IT has been billed “the book that revolutionised Catalonia” and whether or not that’s the case Operació Urnes (Ballot Operation) has been on the best-seller lists in the wealthy, north-eastern Spanish state since Christmas.

The book, written by Laia Vicenç and Xavi Tedó, journalists from the Catalan newspaper ARA, chronicles the clandestine campaign to make sure the ballot boxes for the October 1 independence referendum – which Spain declared illegal – were safely delivered to more than 2000 polling stations.

Tedó and Vicenç had extensive access to the mastermind of the operation – who went by the name Lluís – but his and the names of others have not been revealed; they used only the Telegram or Signal messaging systems to communicate, and no recordings were made. Interviews were written into notebooks.

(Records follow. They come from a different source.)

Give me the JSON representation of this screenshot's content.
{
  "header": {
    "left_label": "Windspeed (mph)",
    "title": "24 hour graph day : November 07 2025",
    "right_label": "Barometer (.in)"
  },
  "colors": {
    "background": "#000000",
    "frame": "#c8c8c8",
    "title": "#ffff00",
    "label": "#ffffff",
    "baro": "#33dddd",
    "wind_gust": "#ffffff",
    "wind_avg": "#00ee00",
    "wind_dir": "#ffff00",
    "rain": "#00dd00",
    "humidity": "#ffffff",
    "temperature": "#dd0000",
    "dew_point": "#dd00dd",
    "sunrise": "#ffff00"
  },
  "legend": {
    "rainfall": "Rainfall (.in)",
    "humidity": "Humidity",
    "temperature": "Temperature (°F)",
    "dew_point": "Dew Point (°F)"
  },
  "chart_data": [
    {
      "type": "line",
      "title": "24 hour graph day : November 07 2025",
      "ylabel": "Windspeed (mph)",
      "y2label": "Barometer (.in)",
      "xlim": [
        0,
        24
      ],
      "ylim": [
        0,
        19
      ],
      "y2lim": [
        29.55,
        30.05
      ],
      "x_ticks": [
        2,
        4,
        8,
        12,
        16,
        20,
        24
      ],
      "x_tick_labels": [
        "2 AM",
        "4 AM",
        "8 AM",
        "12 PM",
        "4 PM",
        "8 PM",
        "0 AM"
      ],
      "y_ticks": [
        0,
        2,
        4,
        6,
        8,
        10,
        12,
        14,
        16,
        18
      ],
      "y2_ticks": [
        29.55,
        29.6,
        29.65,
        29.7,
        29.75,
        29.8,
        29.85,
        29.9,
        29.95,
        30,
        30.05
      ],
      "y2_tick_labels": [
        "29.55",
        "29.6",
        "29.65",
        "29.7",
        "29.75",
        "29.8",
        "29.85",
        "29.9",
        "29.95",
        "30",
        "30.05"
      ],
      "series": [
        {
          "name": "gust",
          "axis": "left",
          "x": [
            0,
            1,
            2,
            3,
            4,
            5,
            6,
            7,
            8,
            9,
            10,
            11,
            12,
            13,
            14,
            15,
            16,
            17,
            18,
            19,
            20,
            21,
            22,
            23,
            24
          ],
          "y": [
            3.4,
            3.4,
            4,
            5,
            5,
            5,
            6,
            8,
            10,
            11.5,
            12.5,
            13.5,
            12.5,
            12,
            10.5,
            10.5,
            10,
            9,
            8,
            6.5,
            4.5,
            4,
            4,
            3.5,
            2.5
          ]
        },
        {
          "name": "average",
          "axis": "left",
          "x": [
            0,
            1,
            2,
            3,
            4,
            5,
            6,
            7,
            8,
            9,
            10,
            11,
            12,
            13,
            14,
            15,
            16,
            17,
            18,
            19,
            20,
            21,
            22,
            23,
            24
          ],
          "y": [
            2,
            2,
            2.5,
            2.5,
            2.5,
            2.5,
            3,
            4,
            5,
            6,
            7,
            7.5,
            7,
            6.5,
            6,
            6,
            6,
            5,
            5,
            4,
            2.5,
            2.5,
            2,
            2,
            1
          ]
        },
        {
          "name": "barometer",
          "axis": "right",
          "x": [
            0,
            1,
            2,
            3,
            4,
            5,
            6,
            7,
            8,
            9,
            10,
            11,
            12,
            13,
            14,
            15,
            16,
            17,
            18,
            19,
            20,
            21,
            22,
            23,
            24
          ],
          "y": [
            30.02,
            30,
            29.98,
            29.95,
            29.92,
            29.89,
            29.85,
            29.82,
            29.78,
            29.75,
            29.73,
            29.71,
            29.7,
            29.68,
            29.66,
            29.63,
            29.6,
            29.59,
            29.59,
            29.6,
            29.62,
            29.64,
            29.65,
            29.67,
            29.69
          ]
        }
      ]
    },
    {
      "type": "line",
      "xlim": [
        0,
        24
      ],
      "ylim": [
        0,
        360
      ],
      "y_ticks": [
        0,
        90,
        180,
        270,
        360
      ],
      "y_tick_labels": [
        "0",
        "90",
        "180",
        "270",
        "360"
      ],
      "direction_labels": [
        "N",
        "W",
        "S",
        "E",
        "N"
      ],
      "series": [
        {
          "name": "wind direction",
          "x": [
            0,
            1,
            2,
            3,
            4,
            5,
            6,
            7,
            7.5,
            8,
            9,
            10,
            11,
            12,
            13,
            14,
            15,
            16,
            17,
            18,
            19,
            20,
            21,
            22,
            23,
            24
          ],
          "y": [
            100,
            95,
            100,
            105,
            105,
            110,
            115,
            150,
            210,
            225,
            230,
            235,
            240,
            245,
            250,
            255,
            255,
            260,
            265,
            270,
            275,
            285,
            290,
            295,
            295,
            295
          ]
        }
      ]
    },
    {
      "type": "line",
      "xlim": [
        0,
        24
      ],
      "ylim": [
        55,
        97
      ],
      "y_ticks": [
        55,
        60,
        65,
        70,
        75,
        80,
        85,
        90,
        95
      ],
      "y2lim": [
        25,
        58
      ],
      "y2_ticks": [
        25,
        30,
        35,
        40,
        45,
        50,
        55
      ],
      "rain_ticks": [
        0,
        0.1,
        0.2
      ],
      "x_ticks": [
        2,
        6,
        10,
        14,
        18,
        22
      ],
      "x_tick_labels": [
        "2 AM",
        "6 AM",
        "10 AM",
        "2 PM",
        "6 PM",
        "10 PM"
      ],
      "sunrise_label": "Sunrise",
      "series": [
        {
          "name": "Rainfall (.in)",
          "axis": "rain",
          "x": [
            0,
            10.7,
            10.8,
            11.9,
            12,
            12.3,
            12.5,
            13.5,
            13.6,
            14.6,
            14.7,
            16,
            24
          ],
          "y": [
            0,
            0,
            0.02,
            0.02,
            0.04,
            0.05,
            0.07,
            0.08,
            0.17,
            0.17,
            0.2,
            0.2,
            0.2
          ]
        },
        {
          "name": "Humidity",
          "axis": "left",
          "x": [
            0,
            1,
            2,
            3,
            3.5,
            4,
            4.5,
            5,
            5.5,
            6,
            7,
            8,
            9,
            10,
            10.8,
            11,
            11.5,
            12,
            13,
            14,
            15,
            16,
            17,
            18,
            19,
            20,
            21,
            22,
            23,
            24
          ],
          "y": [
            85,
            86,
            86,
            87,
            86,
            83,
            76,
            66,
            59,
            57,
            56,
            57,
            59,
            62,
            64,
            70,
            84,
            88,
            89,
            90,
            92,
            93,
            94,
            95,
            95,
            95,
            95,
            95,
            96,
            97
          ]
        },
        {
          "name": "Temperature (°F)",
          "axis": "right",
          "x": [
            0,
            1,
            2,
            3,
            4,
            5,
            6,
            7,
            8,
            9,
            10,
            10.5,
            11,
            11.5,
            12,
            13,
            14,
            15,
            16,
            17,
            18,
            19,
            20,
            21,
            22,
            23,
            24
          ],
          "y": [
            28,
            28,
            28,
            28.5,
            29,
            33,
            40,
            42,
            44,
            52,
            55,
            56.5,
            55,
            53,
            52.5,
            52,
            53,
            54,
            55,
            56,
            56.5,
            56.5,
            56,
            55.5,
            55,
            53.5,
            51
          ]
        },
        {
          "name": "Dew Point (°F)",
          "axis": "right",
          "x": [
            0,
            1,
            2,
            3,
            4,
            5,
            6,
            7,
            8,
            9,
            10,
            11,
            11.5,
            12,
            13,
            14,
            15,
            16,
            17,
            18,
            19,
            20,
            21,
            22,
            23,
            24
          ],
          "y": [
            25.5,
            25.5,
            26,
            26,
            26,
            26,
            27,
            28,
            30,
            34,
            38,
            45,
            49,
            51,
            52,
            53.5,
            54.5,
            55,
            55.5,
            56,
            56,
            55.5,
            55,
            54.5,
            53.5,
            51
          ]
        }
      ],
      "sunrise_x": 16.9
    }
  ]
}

Vicenç told The National about some of the problems they faced: “The Spanish government forbade the referendum, so people self-organised to get ahead with the vote. They used clandestine methods, like Telegram or Signal, which conditioned us, because people didn’t want to expose themselves and asked to do the interviews in person and not record.

“We only took notes in a notebook. Another complication was looking for people from different towns in Catalonia who had been involved in the operation, so the story had a territorial balance.

“The search for the people was not so difficult: people met us and took us to the others ... The most difficult was when we had to write the book, because we had only one month, and we did not stop working in the politics section of ARA, in one of the most politically intense months of recent decades.”

The book has been well-received – how do you and Tedó view the reaction to it?

“We are very happy. We could guess that there was a lot of interest in this topic, but even in our wildest dreams we did not think that Operació Urnes would be so successful. We think that it has done so well (38,000 books sold and 17 weeks in Catalan charts) because the referendum is the only victory of the independence movement.

“People ‘cling’ to this day to face the bad news of the recent months, such as the imprisonment of political leaders.”

What has been your experience of violence and intimidation by police?

“It was a disproportionate performance by the Guardia Civil and the Policía Nacional, as shown by the almost 1000 wounded. The Spanish government said the forces of the state fulfilled a judicial order, but ... I think they had to demonstrate in some way that it was trying to avoid the referendum, even by force.

“Since that day, nothing has been the same again, and there are many Catalans who have felt despised and insulted by the police, who are supposed to protect society. There are politicians who are not independentists who have recognised that police brutality will forever mark a before and after in the relationship between Catalonia and Spain, and that Rajoy broke all emotional ties with the Catalans.

“The violence by the forces of the state encouraged non-independentists to go to vote.”

In the foreword to the book, the authors say the “army of invisibles”, working underground, made the impossible possible – and they add: “Operació Urnes is, then, a tribute to all those anonymous heroes who collaborated because the referendum summoned by the government of the Generalitat, was the most important political event of the last decades in Catalonia, and they made it possible.”